Один из них — это парадокс романтизма как такового. Каждому известно, что романтический поэт заявляет себя личностью, и личностью чуть ли не самодостаточной, с такой эмфазой, с какой никто и никогда этого еще не делал; но именно романтический поэт, столь резко чувствующий «свое», исключительность «своего», открывает и делает особой поэтической темой «чужое» как таковое — «местный колорит» определенной эпохи или определенного народа, специфическую своеобычность чужого голоса, будь то безличная интонация фольклорного предания или индивидуальный голос другого поэта, отделенного хронологическими и языковыми барьерами.
Например, такой немецкий романтик, как Клеменс Брентано, поэт личный до надрыва, до идиосинкразии, до юродства, не только собирал вместе с Арнимом подлинные народные песни, составившие знаменитый сборник «Волшебный рог мальчика», но необычайно широко вводил в собственное творчество, т. е. в свою литературную исповедь, «чужое» — отголоски тех же песен или переводы иноязычных текстов, подчас остро специфических, например причудливых итальянских сказок, причем «чужое» и «свое» соединяются в самых неожиданных и непредсказуемых пропорциях[142].

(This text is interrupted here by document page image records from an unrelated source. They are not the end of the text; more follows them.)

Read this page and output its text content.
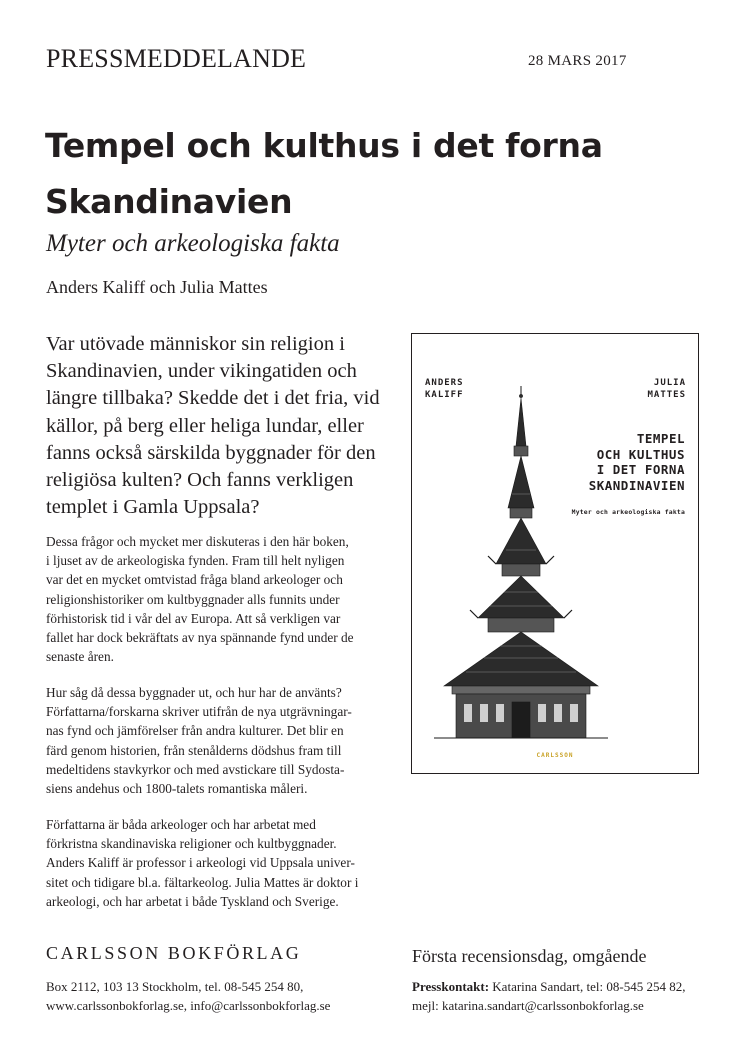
PRESSMEDDELANDE	28 MARS 2017
Tempel och kulthus i det forna
Skandinavien
Myter och arkeologiska fakta
Anders Kaliff och Julia Mattes
Var utövade människor sin religion i
Skandinavien, under vikingatiden och
längre tillbaka? Skedde det i det fria, vid
källor, på berg eller heliga lundar, eller
fanns också särskilda byggnader för den
religiösa kulten? Och fanns verkligen
templet i Gamla Uppsala?
Dessa frågor och mycket mer diskuteras i den här boken,
i ljuset av de arkeologiska fynden. Fram till helt nyligen
var det en mycket omtvistad fråga bland arkeologer och
religionshistoriker om kultbyggnader alls funnits under
förhistorisk tid i vår del av Europa. Att så verkligen var
fallet har dock bekräftats av nya spännande fynd under de
senaste åren.
Hur såg då dessa byggnader ut, och hur har de använts?
Författarna/forskarna skriver utifrån de nya utgrävningar-
nas fynd och jämförelser från andra kulturer. Det blir en
färd genom historien, från stenålderns dödshus fram till
medeltidens stavkyrkor och med avstickare till Sydosta-
siens andehus och 1800-talets romantiska måleri.
Författarna är båda arkeologer och har arbetat med
förkristna skandinaviska religioner och kultbyggnader.
Anders Kaliff är professor i arkeologi vid Uppsala univer-
sitet och tidigare bl.a. fältarkeolog. Julia Mattes är doktor i
arkeologi, och har arbetat i både Tyskland och Sverige.
ANDERS
KALIFF
JULIA
MATTES
TEMPEL
OCH KULTHUS
I DET FORNA
SKANDINAVIEN
Myter och arkeologiska fakta
CARLSSON
CARLSSON BOKFÖRLAG
Box 2112, 103 13 Stockholm, tel. 08-545 254 80,
www.carlssonbokforlag.se, info@carlssonbokforlag.se
Första recensionsdag, omgående
Presskontakt: Katarina Sandart, tel: 08-545 254 82,
mejl: katarina.sandart@carlssonbokforlag.se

Казалось бы, романтизм берет человека как нагую душу, нагую субъективность, воинственно противопоставленную конвенциональным бытовым формам[143]; однако он же пробуждает новый, небывалый интерес к чужому быту, к характерности конвенционального, увиденного извне — причем именно взгляд извне делает возможным имагинативное слияние через барьер различия. По отношению к субъективности романтика «чужое» — все, в том числе и быт своего же народа, нет ничего, что бы не было «чужим»; однако на то оно и «чужое», чтобы в него вживаться. Для усилия вживания впервые расчищено место. И поэтому романтизм — великая, может быть величайшая, эпоха в истории художественного перевода: достаточно вспомнить работу Августа Шлегеля над театром Шекспира и Кальдерона и работу Шлейермахера над диалогами Платона.